E quanto non hanno servito le campagne della stampa dei sodalizi, per salvare il paesaggio dalle brutture della pubblicità per scoprire aspetti naturali pittoreschi da visitare rendendoli accessibili con strade, e per salvaguardare dalla rovina ruderi interessanti, col crescere intorno a loro l’ammirazione e il rispetto. Così, se i Sindaci dei Comuni attraversati da una autostrada si incontrassero e si accordassero per far segnare da competenti le linee di un piano regolatore intercomunale, in cui fossero messi in valore i luoghi naturalmente più attraenti e più adatti per farvi sorgere nuovi aggruppamènti e se ne tracciassero le grandi linee, e si offrissero vantaggi a chi volesse costruirvi, oppure si integrassero con schemi di piani i villaggi ed i borghi esistenti, inspirandosi ai criteri informatori e alle esigenze della vita moderna, se, insomma, si facesse per la futura città-giardino prossime alle autostrade quello che fanno i Sindaci delle piccolissime città balneari per attirare costruttori di villini stagionali, non vi è alcuna ragione di pensare che non si otterrebbero risultati apprezzabili. E perché quegli stessi Comitati che hanno presa l’iniziativa delle autostrade e che ora.si assumono anche il compito del servizio, sulle medesime, degli automnibus, non potrebbero trovar conveniente di acquistare in posizioni adatte zone di terreno destinate a diventare delle città-giardino ripartendole in lotti fabbricabili e cominciando fin d’ora a piantarvi alberi ed arbusti ornamentali come sogliono fare le società ferroviarie inglesi nelle zone di loro proprietà ai lati della ferrovia?
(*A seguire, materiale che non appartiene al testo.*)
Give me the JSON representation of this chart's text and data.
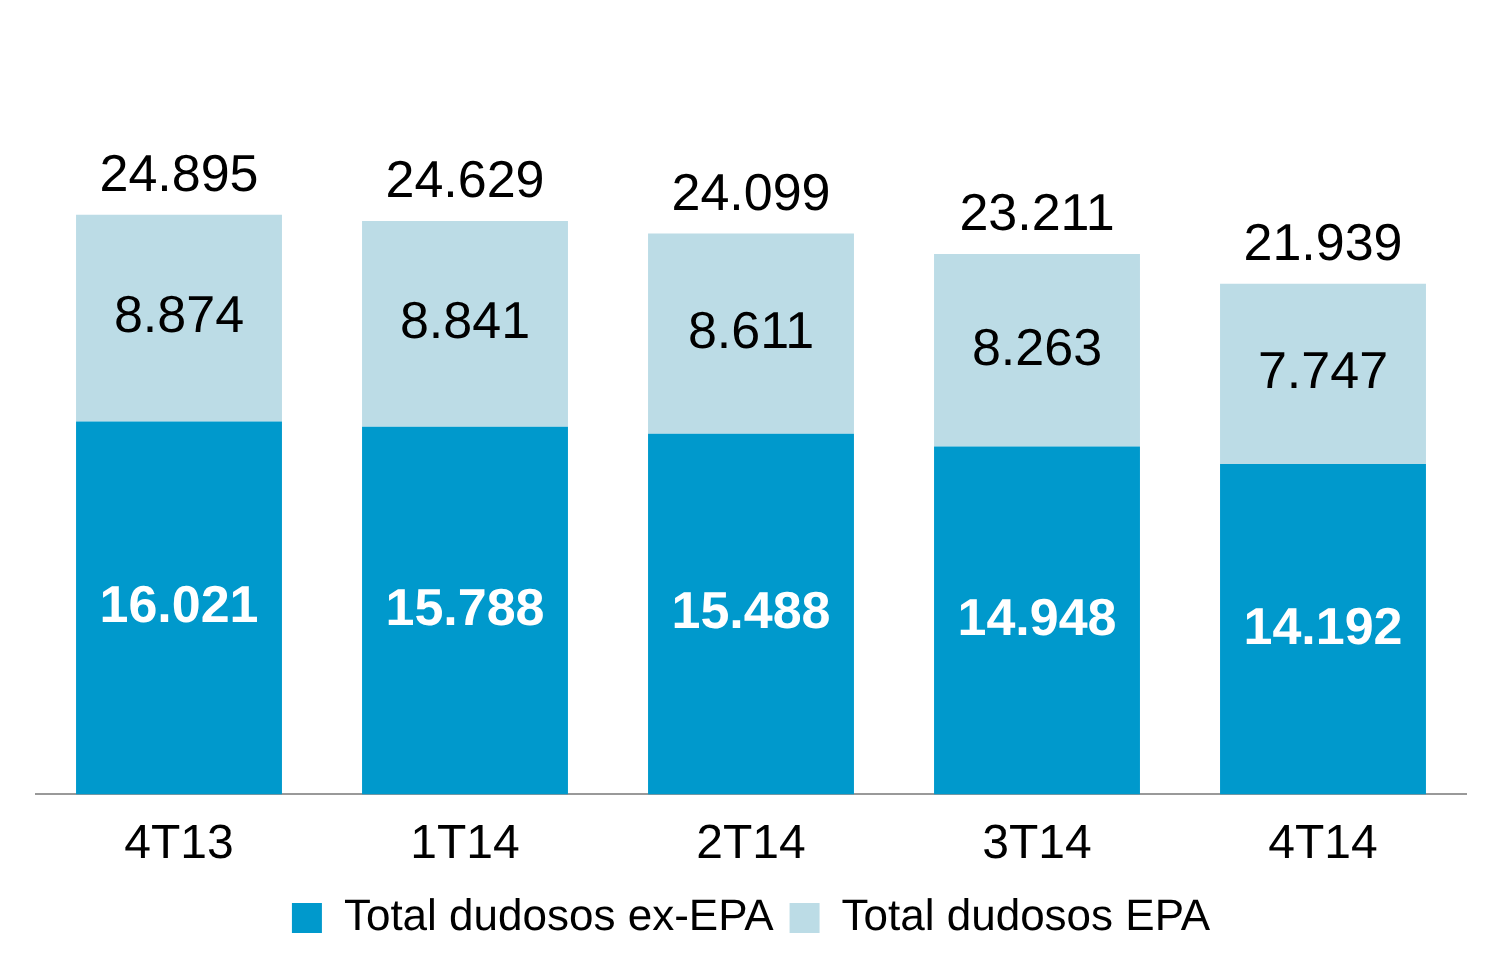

Le probabilità di riuscita, cioè di vendita di tali aree sarebbe accresciuta dal fatto che l’elemento essenziale per invogliare chi deve spostarsi dalla città alla campagna, la strada e il mezzo di trasporto rapido, esistono già, e che, quindi, l’errore e la mancata riuscita del «Milanino» non potrebbero ripetersi. Ricordiamo che l’esempio di Letchtworth e di Welvyn le due città giardino a qualche decina di chilometri da Londra, servite soltanto da una linea ferroviaria – quindi meno comodamente che non da una autostrada – come applicazione del metodo dei «nuclei centrali» contrapposti alle disseminazioni «a nastro» sono ormai probatorii non solo sotto l’aspetto sociale ed estetico, ma anche sotto quello dei vantaggi economici tanto per gli abitanti come per gli azionisti.
È sperabile che anche in Italia tali esempi trovino imitatori lungiveggenti, ora che si offrono nuovi coefficienti di riuscita nell’autoveicolo e nell’autostrada.